Committee: Joyce Y. Wong, PhD – BU BME (Advisor) Allison Dennis, PhD – BU BME (Chair) Tyrone Porter, PhD – BU ME Dimitrios Mitouras, PhD – Brigham and Women’s Hospital/Harvard Medical School, Department of Radiology Frederick Schoen, MD/PhD – Brigham and Women’s Hospital/Harvard Medical School, Departments of Pathology and Health Sciences and Technology

Abstract: Calcific Aortic Valve Disease (CAVD) is the most common acquired valvular disorder in developed countries, and is estimated to affect more than 5 million Americans. In its severe form, the disease results in hemodynamically significant aortic stenosis, which causes a variety of negative physiological impacts to patients. All told, the physiological consequences of the disease mean that the heart must work harder to pump blood throughout the body, causing the heart muscle to weaken and putting patients at a significantly greater risk of cardiovascular event. However, no clinical imaging method currently available has the ability to reliably detect early CAVD, necessarily delaying diagnosis until patients are symptomatic and the disease has progressed to its late stages. Despite the extensive cost, recovery time, and heightened risk of post-surgical complications to patients, surgical approaches are often the only option for patients with aortic stenosis due to late diagnosis of the condition. The lack of diagnostic imaging techniques capable of detecting and monitoring early-stage disease is a major unmet need in the development of new treatments of CAVD.

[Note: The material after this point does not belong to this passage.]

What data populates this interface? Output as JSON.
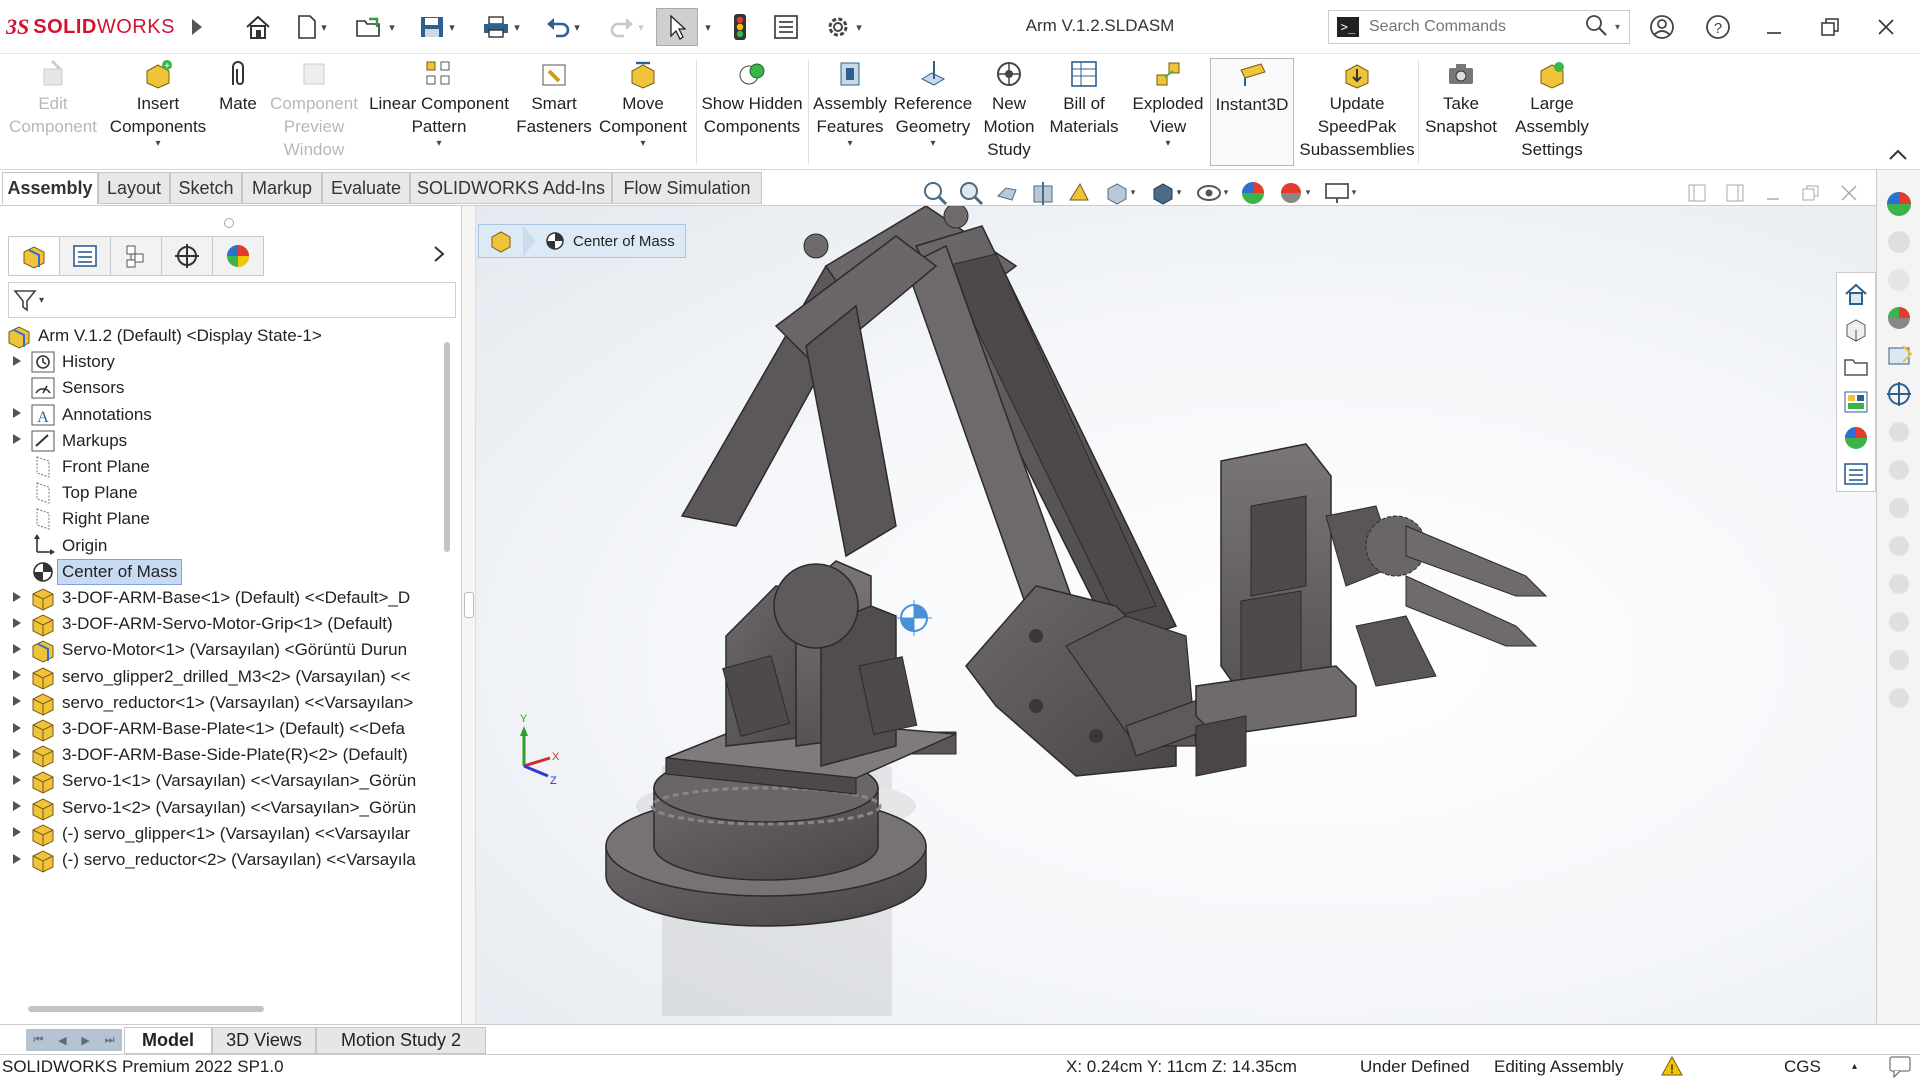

To address this problem, we have developed a novel contrast agent for MRI to aid in earlier detection of CAVD by using chemically modified and targeted superparamagnetic iron oxide nanoparticles (SPIONs) targeted to hydroxyapatite (HA). We have characterized the in vitro physiochemical and binding properties of these SPIONs as well as the selectivity of their targeted binding. We have also done work to optimize the binding and MRI contrast properties of the SPIONs. Finally, we have assessed the medically-relevant properties of the SPIONs, including their potential for toxicity and systemic effects and their binding to excised human aortic valve samples.

Our results show that these HA-targeted SPIONs can be successfully fabricated via a fairly simple reaction scheme, and that they bind selectively to HA even in the presence of serum proteins. We have also determined that the reaction scheme for the addition of the poly(ethylene glycol) (PEG) is of particular importance in optimizing the MRI contrast properties of the SPIONs. Having a hydrophilic group linking the PEG to the SPIONs yields particles with the highest contrast. Additional studies indicated that these SPIONs do not have cytotoxic properties, and that they are not expected to interfere systemically with bone homeostasis, as they neither inhibit nor encourage HA nucleation and formation. We have confirmed that these particles are able to cross an endothelial barrier, and to bind to HA subsequently. Finally, we have demonstrated targeted binding of SPIONs to sites of calcification in excised human aortic valve tissue. All together, these studies indicate that these HA-targeted SPIONs are suitable for further development as an MRI contrast agent for the early detection of CAVD.